# Magia por categorías > Magia Infantil >  Agua en la revista ó periódico

## Dow

tengo el juego agua en la revista... imagino que lo conoceis... y se me ocurre una presentación para adultos... decir que estaba en el parque con mi revistita y mi cervecita... se acercó la policía y no tuve otra salida que meter la cerveza en la revista, ellos me preguntaban, yo no sabía nada del botellín o lata... me piden la revista e imito al policía... abriéndo la revista, dándole la vuelta... sin caerse nada, me devuelven la revista, se van los policías, y hecho la cerveza en un vaso... pero lo malo es... quiero una presentación para niños y no se me ocurre!!! alguna idea? no quiero copiarla, sino aprender un poco y tal... gracias de ante mano.

salud!

----------


## dine87

podrias decir q orinaron en el diario jaja!

----------


## Dow

dine87 dijo: 


> podrias decir q orinaron en el diario jaja!





 :shock:

----------


## pablo de oz

podrias...no se preparar una chocolatada...te vistes de cocinero, mesa mediante sacas el polvo de chocolate, el azucar, la leche, en fin cuchara todo lo necesario...y dices que necesitas una..."licuadora?", tal vez para preparar el batido...pero que viendo un catalogo de compras no te has decidido ahun por ninguna...en finpones todo , bates (vualtas, etc...) y chocolatadaen vaso con air borne incluido, hacer aparecer los ingredientes, en vez de revista, el clasico cucuruchop y confeti...

suerte!!!

pd: buena la idea de la cerveza !!!

----------


## El_caos

> podrias decir q orinaron en el diario jaja!

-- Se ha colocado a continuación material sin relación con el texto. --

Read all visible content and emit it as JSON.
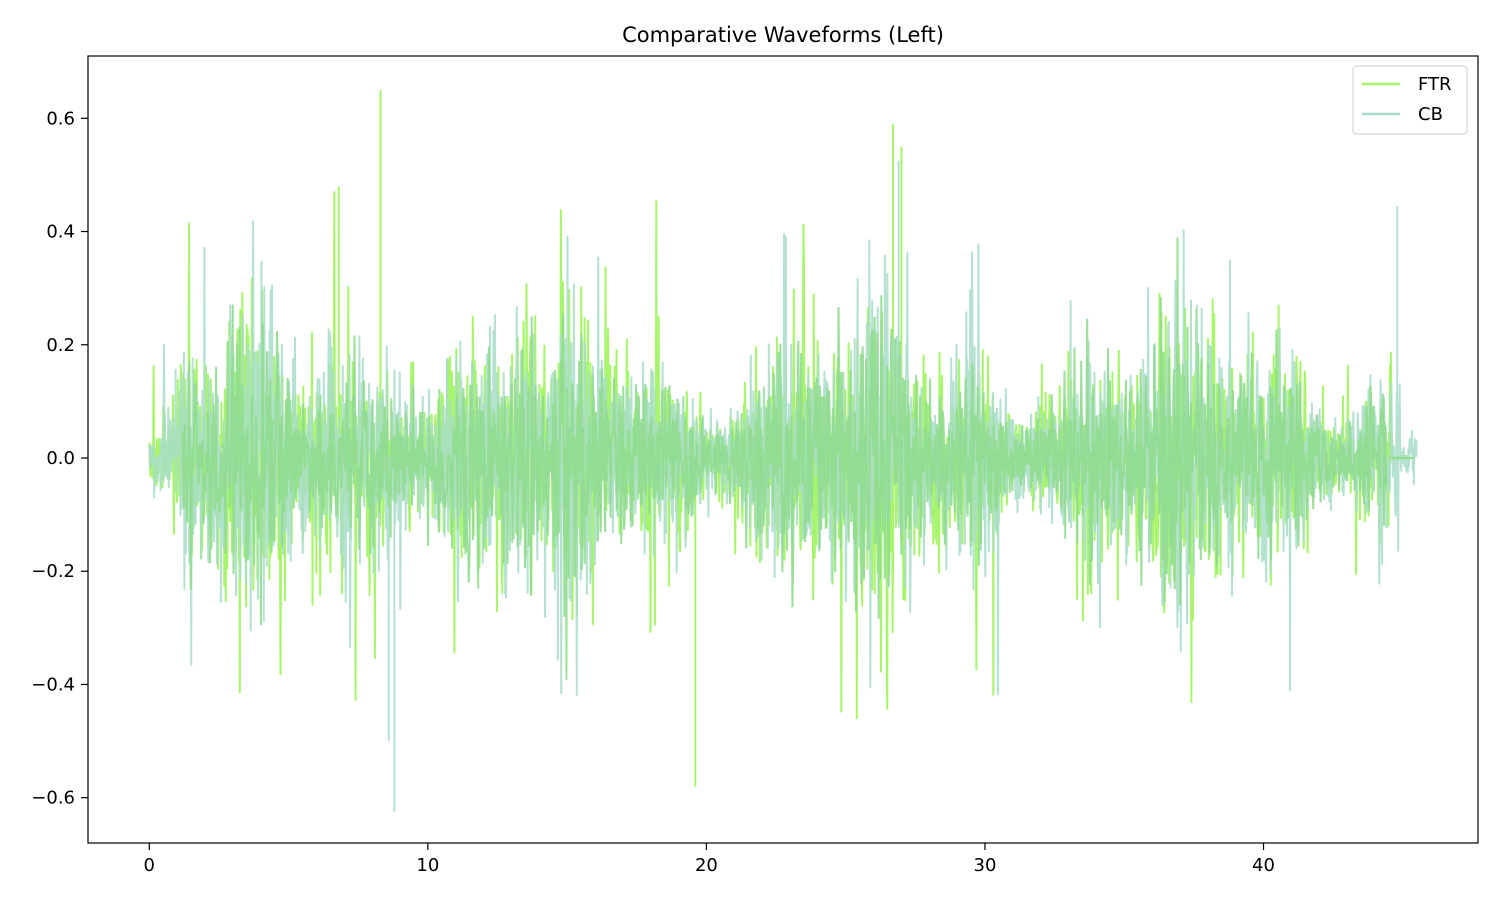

eeesssstttteeee,,,,mmmmm :roll:   :Wink:   :!: ,, sin comentario,,,,,,,


uffff,,, una cosa pablo de oz,,,, al final no te comprendi muy bien me he mareado un poco pero lo medular creo comprenderlo.....  8)

----------


## Dow

jejeje, pablo de oz, me ha gustado tu idea, muchas gracias... pero lo veo muy complejo... pero se me ha ocurrido sustituirlo por una limonada, no? un poco de agua, limón, y azucar... probaré a ver qué tal sale... pegaré en la revista, en una de las páginas, alguna página de algún catálogo donde hubieran cocteleras o batidoras y tal... y diré que las usaré para hacer la limonada, muy ingeniosa tu idea pablo! jejeje


salud! y gracias!

----------


## Pauliyaso

Porque no te preparas una rutinacion musical sin hablar nada?La magia con musica es bastante efectiva con el publico infantil,y si quieres hablar algo les dices que un dia pusistes la tele y que vistes a un mago hacer esto con agua y una revista etc etc etc.

----------


## Dow

mmm cierto, también puede ser, probaré ambas cosas, y a ver cuál me gusta más... y cuál le gusta más a mi "público de prueba"... tendré que buscar una cancioncilla alegre y tal, badabadín, y eso... gracias!


salud!

----------


## pablo de oz

a ver sin pensar mucho...

si, con musica...Italiana (clasica de cocina)...

-musica---
- te vas vistiando de cocinero (traje, delantal , gorro, bigote...)
- sacas una licuadora o mezcladora de coctail.
- libro (de colores) con "recetas"...
- te detienes en la limonada o chocolatada...o licuado de manzana.
- para el ejemplo licuado de manzana...
- sacas una manzana
- la perforas y haces el viaje de la seda de mano a manzana con sevilleta.
- pones los trozos en licuadora y todos los elementos y licuas...
- buscas el vaso (si te dan uno te niegas y haces el gesto de mas grande
- vuelves al libro de "recetas"...
-te detienes en la pagina donde hay dibujado un vaso
- cierras y vuelcas al libro (de colores)...mezcla..."diario de la leche"...
- abres las paginas y todo se ha borrado...
- te sacas el bigote (triste....que la musica acompañe)
-te sacas el gorro
-te sacas el delantal
-y cuando te sacas la chaqueta blanca....de la ultima manga aparece un vaso de cristal (o no) con el licuado de manzana que te bebes y esperas los aplausos...

bien?....

a esto ahora hay que pulirlo....a por la rutina...!!!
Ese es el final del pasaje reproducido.